Over a typical lifespan, the amount of time we spend each day sleeping declines. Newborns spend from 16 to 20 hours asleep each day. Between the ages of one and four, total daily sleep time decreases to about 11 or 12 hours. This gradual decline continues through childhood, such that an adolescent will need – though not necessarily get – about nine hours of sleep to function at his or her best. Adults through middle age need at least eight hours, and although the elderly may still require up to eight hours, they may struggle to obtain those hours in one block.
Our bodies require sleep in order to maintain proper function and health. In fact, we are programmed to sleep each night as a means of restoring our bodies and minds. Two interacting system, the internal biological clock and the sleep-wake homeostat, largely determine the timing of our transitions from wakefulness to sleep and vice versa. These two factors also explain why, under normal conditions, we typically stay awake during the day and sleep at night.

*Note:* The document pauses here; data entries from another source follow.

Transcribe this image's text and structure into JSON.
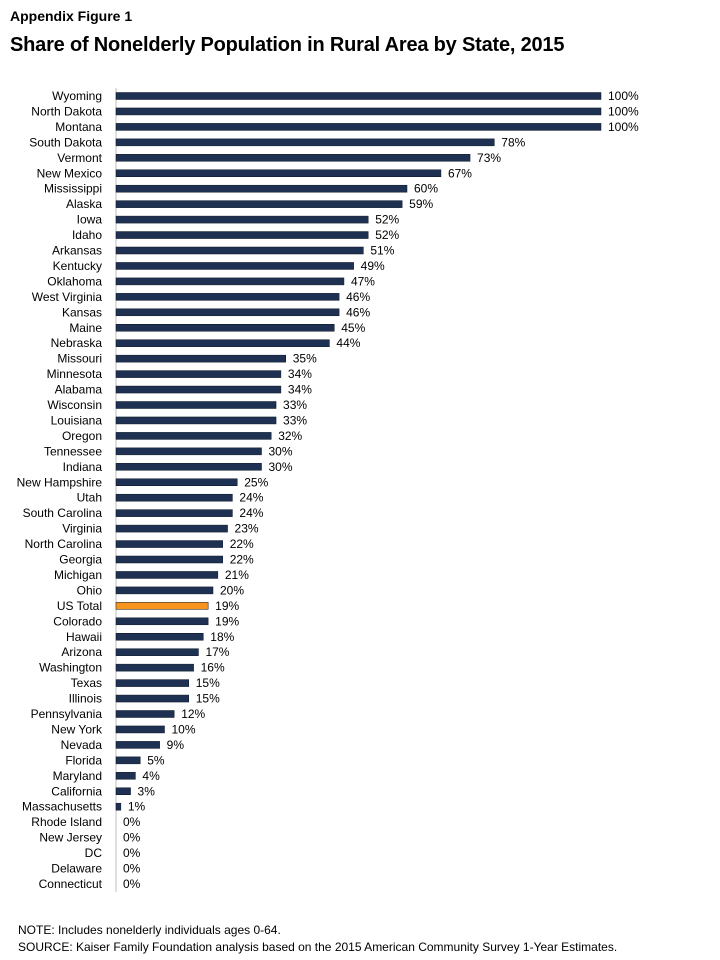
{
  "header": {
    "figure_label": "Appendix Figure 1",
    "title": "Share of Nonelderly Population in Rural Area by State, 2015"
  },
  "chart_data": {
    "type": "bar",
    "orientation": "horizontal",
    "xlim": [
      0,
      100
    ],
    "value_suffix": "%",
    "bar_color": "#1f3152",
    "highlight_color": "#f7941d",
    "highlight_category": "US Total",
    "categories": [
      "Wyoming",
      "North Dakota",
      "Montana",
      "South Dakota",
      "Vermont",
      "New Mexico",
      "Mississippi",
      "Alaska",
      "Iowa",
      "Idaho",
      "Arkansas",
      "Kentucky",
      "Oklahoma",
      "West Virginia",
      "Kansas",
      "Maine",
      "Nebraska",
      "Missouri",
      "Minnesota",
      "Alabama",
      "Wisconsin",
      "Louisiana",
      "Oregon",
      "Tennessee",
      "Indiana",
      "New Hampshire",
      "Utah",
      "South Carolina",
      "Virginia",
      "North Carolina",
      "Georgia",
      "Michigan",
      "Ohio",
      "US Total",
      "Colorado",
      "Hawaii",
      "Arizona",
      "Washington",
      "Texas",
      "Illinois",
      "Pennsylvania",
      "New York",
      "Nevada",
      "Florida",
      "Maryland",
      "California",
      "Massachusetts",
      "Rhode Island",
      "New Jersey",
      "DC",
      "Delaware",
      "Connecticut"
    ],
    "values": [
      100,
      100,
      100,
      78,
      73,
      67,
      60,
      59,
      52,
      52,
      51,
      49,
      47,
      46,
      46,
      45,
      44,
      35,
      34,
      34,
      33,
      33,
      32,
      30,
      30,
      25,
      24,
      24,
      23,
      22,
      22,
      21,
      20,
      19,
      19,
      18,
      17,
      16,
      15,
      15,
      12,
      10,
      9,
      5,
      4,
      3,
      1,
      0,
      0,
      0,
      0,
      0
    ]
  },
  "notes": {
    "note": "NOTE: Includes nonelderly individuals ages 0-64.",
    "source": "SOURCE: Kaiser Family Foundation analysis based on the 2015 American Community Survey 1-Year Estimates."
  }
}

Afternoon naps for most people typically last between 30 and 60 minutes. Any longer and there is a risk of falling into deep sleep and having a difficult time waking. Following a nap, having dissipated some of the accumulated sleep drive, many people report feeling better able to stay awake and alert in the late afternoon and evening. This increased alertness typically causes people to go to bed later and generally to sleep less at night than people who do not take naps.
Sources: The Journal of Sleep and Harvard University
Conclusion: The whole point is that if we try the experiment of increasing the number of hours slept and shift the hours when we get the primary amount of sleep, we can align our bodies to the natural circadian rythym putting them to sleep earlier. This natural syncing with the light of the sun means that their sleep will be organic, leading to less stress, which has been linked to decreased stature. In general, that means the person can put themselves in more of the state to allow for more HGH release and growth possibilities leading to a higher final height.
I know for a fact that whenever I got sick and had to lie in bed for an extended amount of time in middle and high school, I noticed that I was taller by over 1 inch after I got out of bed after lying on the bed for so long.